Bir kaç yıl sonra, daha on yedi yaşında iken, üçüncü çocuğunu doğuramadan Hakkın rahmetine kavuşan, ardından çok ağladığınız rahmetli komşunuz Emine Şerife Hanımın dul eşi, iki çocuk babası – ki, o çocuklardan biri anneannemdir- Şehir Hatları Vapurunun çarkçıbaşısı Rasim Bey ile evlenmeniz aşamasında, ilk eşiniz Sabri Beyin ailesi, hep birlikte üzerinize gelerek, biricik kızınızı sizden kopardıkları için, onunla çocukluğu boyunca ara sıra kaçamak buluşmalarla görüşmeleriniz yüzünden, o yılların eksikliğini ve soğukluğunu, ikiniz de hiç bir zaman gideremeyecektiniz. Kızınız yetişkin olup, yuva kurup anne olduğunda, aynı evde birlikte yaşayacak ve sanki, aslında sizin suçunuz olmayan, çocukluğunun soğuk gecelerinin özürünü dilercesine, kalan ömrünüzü, üç torununuza ve tüm evin işlerine verecektiniz. Kızınız, belki de bilinçaltındakilerin yönlendirimi ile tüm sorumluluğu size bırakarak, o yılların acısını çıkaracaktı istem dışı olarak.
Yıllarca, anneannemin oturma odasının duvarında asılı duran, o fotoğraftan ve anlatılanlardan anladığım kadarı ile, benzerleri gibi duygularını dışarıya hiç yansıtmayan, sevgisini mavi gözlerinin ardında gizleyen, aslında ailesi ve çocuklarını (kızınız da dahil) ayırmadan çok seven Rasim Bey, sizi de hoş tutmuş. Eski ortamınızdan sonra, inanamamışsınız bu mutluluğa. Evliliğinizin ilk günlerinde, üst kattan size “neredesiniz Zübeyde Hanım?!” diye seslenen Rasim Dedeye cevabınız; “ Buradayım bey, tel dolabımıza ve yemeklerimize bakıyorum” olmuş. Kızınıza duyduğunuz özlemi, geceleri, anneannemin küçük kardeşi, kızınız ile yakın yaştaki Fehmi dayı ile, aynı yatakta uyuyarak ve ona sarılıp, sıkça ağlayarak dindirmeye çalışmanız, o fildişi tarakla sevdiğinizin anısına tutunarak güç almaya gayretiniz ve “yemekleri seyrederek” sevgi dolu bir yere ait olma isteğiniz, buna duyduğunuz ihtiyaç, hep çok işlemiştir içime.
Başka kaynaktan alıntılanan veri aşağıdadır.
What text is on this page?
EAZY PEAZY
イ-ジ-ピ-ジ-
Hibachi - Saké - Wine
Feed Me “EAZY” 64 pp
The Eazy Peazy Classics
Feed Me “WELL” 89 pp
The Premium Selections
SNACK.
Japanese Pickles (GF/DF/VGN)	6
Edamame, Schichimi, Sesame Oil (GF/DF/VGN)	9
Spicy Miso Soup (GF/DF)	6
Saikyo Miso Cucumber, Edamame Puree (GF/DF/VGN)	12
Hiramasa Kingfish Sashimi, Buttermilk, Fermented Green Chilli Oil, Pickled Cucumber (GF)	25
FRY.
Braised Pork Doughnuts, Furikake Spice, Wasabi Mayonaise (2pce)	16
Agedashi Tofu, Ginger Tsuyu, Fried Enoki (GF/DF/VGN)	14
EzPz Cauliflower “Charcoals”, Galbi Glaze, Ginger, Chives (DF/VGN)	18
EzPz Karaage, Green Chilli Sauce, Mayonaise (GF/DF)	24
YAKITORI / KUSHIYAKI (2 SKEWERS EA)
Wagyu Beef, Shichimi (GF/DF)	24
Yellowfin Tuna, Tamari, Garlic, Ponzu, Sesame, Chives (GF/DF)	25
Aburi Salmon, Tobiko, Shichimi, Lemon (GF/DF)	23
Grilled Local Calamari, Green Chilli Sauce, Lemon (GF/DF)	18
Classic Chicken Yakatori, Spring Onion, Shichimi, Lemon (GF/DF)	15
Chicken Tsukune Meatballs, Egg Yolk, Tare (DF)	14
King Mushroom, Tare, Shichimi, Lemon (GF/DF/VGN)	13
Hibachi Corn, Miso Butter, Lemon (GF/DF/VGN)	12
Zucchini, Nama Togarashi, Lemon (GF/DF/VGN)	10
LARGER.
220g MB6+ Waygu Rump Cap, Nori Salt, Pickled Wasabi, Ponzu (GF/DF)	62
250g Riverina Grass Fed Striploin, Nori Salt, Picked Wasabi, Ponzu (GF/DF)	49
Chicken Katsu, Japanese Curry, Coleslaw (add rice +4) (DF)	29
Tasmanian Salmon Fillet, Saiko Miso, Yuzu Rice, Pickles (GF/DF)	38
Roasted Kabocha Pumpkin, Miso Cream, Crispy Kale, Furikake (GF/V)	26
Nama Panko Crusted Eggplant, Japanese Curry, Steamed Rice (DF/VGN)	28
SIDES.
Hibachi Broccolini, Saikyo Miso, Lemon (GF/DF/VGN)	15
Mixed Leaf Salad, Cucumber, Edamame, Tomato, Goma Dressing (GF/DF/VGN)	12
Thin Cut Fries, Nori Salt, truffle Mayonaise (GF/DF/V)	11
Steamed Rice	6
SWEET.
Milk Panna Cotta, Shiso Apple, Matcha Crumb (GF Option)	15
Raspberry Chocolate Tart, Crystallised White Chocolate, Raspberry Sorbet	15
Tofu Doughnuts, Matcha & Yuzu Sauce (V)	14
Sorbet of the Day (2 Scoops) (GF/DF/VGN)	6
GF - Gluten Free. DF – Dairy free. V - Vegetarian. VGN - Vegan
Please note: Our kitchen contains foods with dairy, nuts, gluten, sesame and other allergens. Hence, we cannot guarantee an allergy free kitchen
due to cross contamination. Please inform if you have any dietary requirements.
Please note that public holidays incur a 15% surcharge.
Haminnem, gerçekten de istediğiniz, düşlediğiniz bir hayat mıydı yaşadığınız? Siz gittiğinizde, bu soru henüz oluşmamıştı içimde, daha çok gençtim, şimdiki ben olma yolunda bile değildim. Ama, Sabri Beyi, hep kalbinizde sakladığınızı biliyorum. Anneannem, bir dertleşme anında size sormuş: “Anne, öbür dünyada, sana seç deseler, kimin yanında olmak istersin, babamın mı, Sabri Beyin mi?” Gülüşünüz yüzünüzü aydınlatmış ve gözünüzü kırparak cevaplamışsınız: “ Ötekinin (yani Sabri Beyin) “. Yaşanamayan ve yarım kalan ya da isteğimiz dışında öylece, aniden bitiveren aşklar ve mutluluklar için, hep “yarım kalan saadet” şarkısı çalar içimizde.
Yazmaya başlarken, niyetim belliydi: Hiç bir zaman ulaşmayacak bir mektupla sizi anmak. Ama çok isterdim Haminneciğim, siz gitmeden sizinle daha derin bir bağ kurabilecek yaşta ve duygusal yakınlıkta olabilmeyi, inanın çok isterdim…
Bunu size hiç söyleyemedim ama bilin istedim: Sizi seviyorum.